Publié le 27 novembre 2025 à 16h38. Un incendie d’une ampleur sans précédent a frappé un complexe résidentiel à Hong Kong, faisant au moins 75 morts et plus de 70 blessés, tandis que plus de 250 personnes restent portées disparues. L’origine du sinistre, qui s’est propagé rapidement via des échafaudages en bambou, fait l’objet d’une enquête.
- Le bilan de l’incendie à Hong Kong a atteint 75 décès, avec plus de 70 blessés, dont 11 pompiers.
- Plus de 250 personnes sont toujours recherchées par les services d’urgence, après que 279 personnes aient été signalées disparues initialement.
- Trois responsables d’une entreprise de construction ont été arrêtés, soupçonnés d’homicide involontaire et de négligence grave ayant contribué à la propagation des flammes.
Cet incendie, le plus meurtrier qu’ait connu Hong Kong depuis trois décennies, s’est déclaré dans le district de Tai Po. Les flammes se sont rapidement étendues à sept des huit immeubles de 32 étages composant le complexe Wang Fuk Court, construit en 1983 dans le cadre d’un programme de logements sociaux. Le vent et les débris volants ont considérablement alimenté le brasier.
Les autorités ont attribué la responsabilité de l’incident à l’entreprise de construction en charge des travaux de rénovation. Eileen Chung, surintendante de la police, a déclaré :
« Nous avons des raisons de croire que la direction de l’entreprise a commis une négligence grave qui a conduit à cet accident et permis à l’incendie de se propager de manière incontrôlable. »
Selon les témoignages recueillis par l’agence de presse AFP, de nombreux habitants n’ont pas été alertés par des systèmes d’alarme incendie et ont dû prévenir leurs voisins en faisant du porte-à-porte. Les pompiers ont indiqué que les flammes avaient été maîtrisées dans quatre des sept bâtiments touchés jeudi après-midi (heure locale), et étaient en cours d’extinction dans les trois autres.
Plus de 800 pompiers et ambulanciers paramédicaux, déployés avec plus de 140 véhicules, ont été mobilisés pour lutter contre l’incendie.
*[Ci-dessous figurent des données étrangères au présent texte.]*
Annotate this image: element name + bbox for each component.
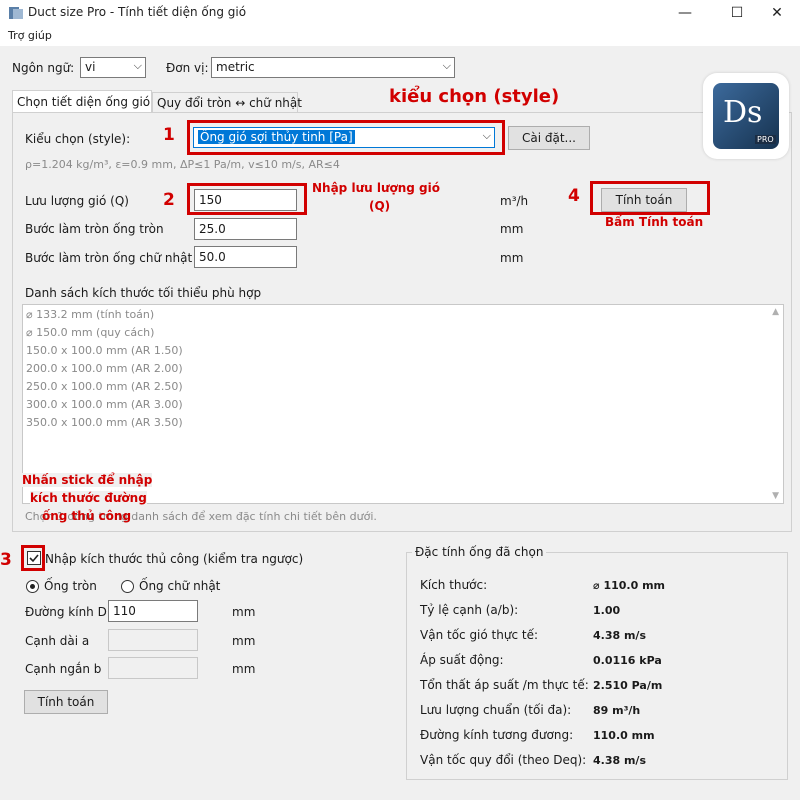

Environ 900 personnes ont été accueillies dans les refuges d’urgence mis en place par la ville.
Une enquête a été ouverte pour examiner les normes de sécurité des échafaudages en bambou, qui étaient présents autour des bâtiments en rénovation. Le gouvernement a annoncé qu’il réduirait progressivement l’utilisation de ces structures, privilégiant le métal pour la moitié de l’échafaudage, en raison de préoccupations de sécurité.
L’agence anti-corruption de Hong Kong a également lancé une enquête pour déterminer si des actes de corruption sont liés au projet de rénovation du complexe résidentiel Wang Fuk Court. John Lee, chef de la région administrative spéciale de Chine, a déclaré que des inspections de sécurité seraient menées dans tous les chantiers de la ville.
Hong Kong, une ville densément peuplée et où le coût du logement est très élevé, abrite certains des plus hauts immeubles d’habitation au monde. Les manifestations massives de 2019 ont mis en lumière les tensions sociales et politiques de la ville.
Le précédent incendie majeur à Hong Kong remonte à novembre 1996, lorsqu’un immeuble commercial à Kowloon a été ravagé par les flammes, causant la mort de 41 personnes. Cet incendie avait été déclenché par des travaux de soudure lors de travaux de rénovation.